Alors que les majors de l’industrie sont reçus à l’Elysée aujourd’hui pour fixer les objectifs de décarbonation, les cabinets d’architectes ont depuis plusieurs années devancé ces attendus grâce à la notion du réemploi. Une technique qui vise à réutiliser les matières premières des bâtiments démolis pour de nouvelles constructions.

Alors que la COP27 se tient à Charm el-Cheikh en Egypte, Emmanuel Macron reçoit aujourd’hui à l’Elysée les dirigeants des cinquante sites français les plus pollueurs. Parmi eux: le géant du ciment Calcia et les leaders verriers Arc France et Saint-Gobain, soit des « majors » de l’industrie qui représentent 20% des émissions de gaz à effet de serre dans l’Hexagone. Une entrevue qui a pour but d’accélérer leur décarbonation pour atteindre le zéro carbone en 2030, d’après la directive du ministère de la Transition écologique.
« Le secteur du BTP est le plus gros producteur de déchets en France et en Europe. Il est également le plus grand consommateur de matière première non renouvelable. Les activités de construction, de réhabilitation et de démolition produisent 73% des déchets, soit 260 millions de tonnes par an »
Association Hesus
Mais alors que le président de la République prend des mesures à cet effet cet après-midi, d’autres entreprises, notamment située en bout de chaîne de production, ont pris les devants afin de tendre vers une production « bas carbone ». À l’image des architectes et autres entreprises du BTP, qui dépendent en grande partie de ces « majors » de l’industrie pour les matières premières, au grand dam de la flambée des prix, accentuée par leurs efforts futurs de décarbonation.

Le collectif Bellastock, à l’origine du festival d’architecture éponyme qui oeuvre à la conception et construction écologique d’une ville éphémère, est la pionnière dans l’hexagone a avoir développé une expertise du réemploi dans le domaine du BTP. Le phénomène de « réemploi » consiste en la récupération de matériaux de seconde main issus de la destruction d’un immeuble, afin de produire de nouvelles constructions sans faire subir de transformation importante à la matière première, à l’inverse du recyclage. Selon le collectif, « le réemploi est une alternative à l’extraction de matière première et à l’enfouissement de déchets ». Et surtout, permet de contourner l’augmentation massive des prix des matières premières décidées par les seules grandes entreprises du BTP, à l’image de Saint-Gobain et Calcia.

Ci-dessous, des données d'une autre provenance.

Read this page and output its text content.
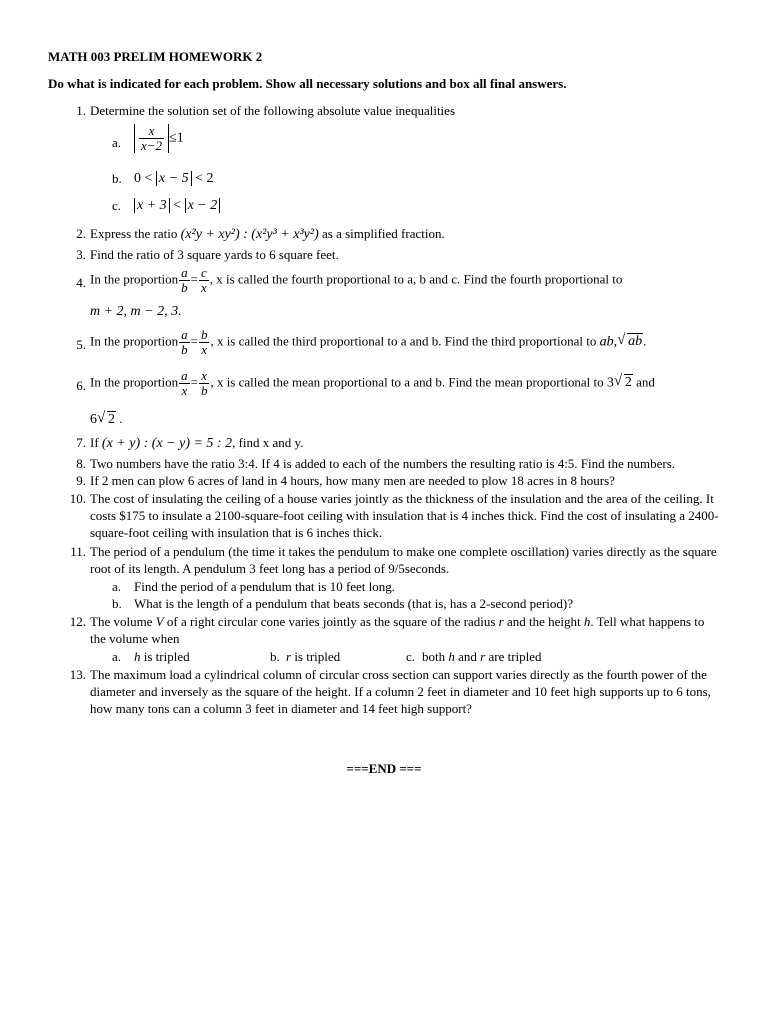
MATH 003 PRELIM HOMEWORK 2
Do what is indicated for each problem. Show all necessary solutions and box all final answers.
1. Determine the solution set of the following absolute value inequalities
a. $\frac{x}{x-2} \le 1$
b. 0 < x − 5 < 2
c. x + 3 < x − 2
2. Express the ratio (x²y + xy²) : (x²y³ + x³y²) as a simplified fraction.
3. Find the ratio of 3 square yards to 6 square feet.
4. In the proportion $\frac{a}{b} = \frac{c}{x}$ , x is called the fourth proportional to a, b and c. Find the fourth proportional to
m + 2, m − 2, 3.
5. In the proportion $\frac{a}{b} = \frac{b}{x}$ , x is called the third proportional to a and b. Find the third proportional to ab, √ ab.
6. In the proportion $\frac{a}{x} = \frac{x}{b}$ , x is called the mean proportional to a and b. Find the mean proportional to 3 √ 2 and
6 √ 2 .
7. If (x + y) : (x − y) = 5 : 2, find x and y.
8. Two numbers have the ratio 3:4. If 4 is added to each of the numbers the resulting ratio is 4:5. Find the numbers.
9. If 2 men can plow 6 acres of land in 4 hours, how many men are needed to plow 18 acres in 8 hours?
10. The cost of insulating the ceiling of a house varies jointly as the thickness of the insulation and the area of the ceiling. It costs $175 to insulate a 2100-square-foot ceiling with insulation that is 4 inches thick. Find the cost of insulating a 2400-square-foot ceiling with insulation that is 6 inches thick.
11. The period of a pendulum (the time it takes the pendulum to make one complete oscillation) varies directly as the square root of its length. A pendulum 3 feet long has a period of 9/5seconds.
a. Find the period of a pendulum that is 10 feet long.
b. What is the length of a pendulum that beats seconds (that is, has a 2-second period)?
12. The volume V of a right circular cone varies jointly as the square of the radius r and the height h. Tell what happens to the volume when
a. h is tripled	b. r is tripled	c. both h and r are tripled
13. The maximum load a cylindrical column of circular cross section can support varies directly as the fourth power of the diameter and inversely as the square of the height. If a column 2 feet in diameter and 10 feet high supports up to 6 tons, how many tons can a column 3 feet in diameter and 14 feet high support?
===END ===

L’envolée marquée des prix
« La hausse des prix des matières premières n’est pas un phénomène nouveau. Il était présent bien avant la pandémie de Covid-19 et la guerre en Ukraine », expose Laure Pizay, architecte de profession et directrice de l’association Raediviva. Un collectif qui œuvre à la promotion de la filière du réemploi sur le territoire de la région Provence-Alpes-Côte d’Azur. « Aujourd’hui, la tendance des prix est effectivement à l’augmentation, qu’il s’agisse des transports dans le BTP ou de l’énergie qui sert à produire les matières premières », renchérit l’architecte qui a rejoint l’association en janvier 2022. Avant d’ajouter: « Arrêtons de payer aux prix forts et de jeter des matériaux viables. En faisant cela, on sature les centres d’enfouissement et d’incinération pour s’acheter des matériaux neufs et très chers », déplore la professionnelle en pointant du doigt cette « incohérence ».
« Le réemploi est la sobriété par excellence »
Laure Pizay, architecte et directrice de l’association Raediviva
« L’idée aujourd’hui est de massifier le réemploi de tous les matériaux, non pas seulement les cheminées nobles et les beaux parquets comme à l’époque », explique Laure Pizay, précisant que « le réemploi est une notion vieille comme monde. Par exemple, la basilique Saint-Pierre du Vatican a été construite à partir des pierres du Colisée ». Une pratique qui a disparu à l’avènement de l’ère industrielle au XIXe siècle et qui tend à réapparaitre progressivement chez les professionnels depuis les années 2010, soit « depuis la prise en compte plus importante des enjeux écologiques ».
« Le réemploi est une grande réponse à l’augmentation des coûts des cabinets d’architecture. Mais est une réponse d’autant plus importante à la crise climatique. C’est une pratique qui permet d’empêcher l’exploitation massive des carrières et les puisements du sable dans les mers. Le réemploi est la sobriété par excellence. Mais ce n’est pas l’intérêt principal des gros industriels qui cherchent seulement à gonfler leurs profits ».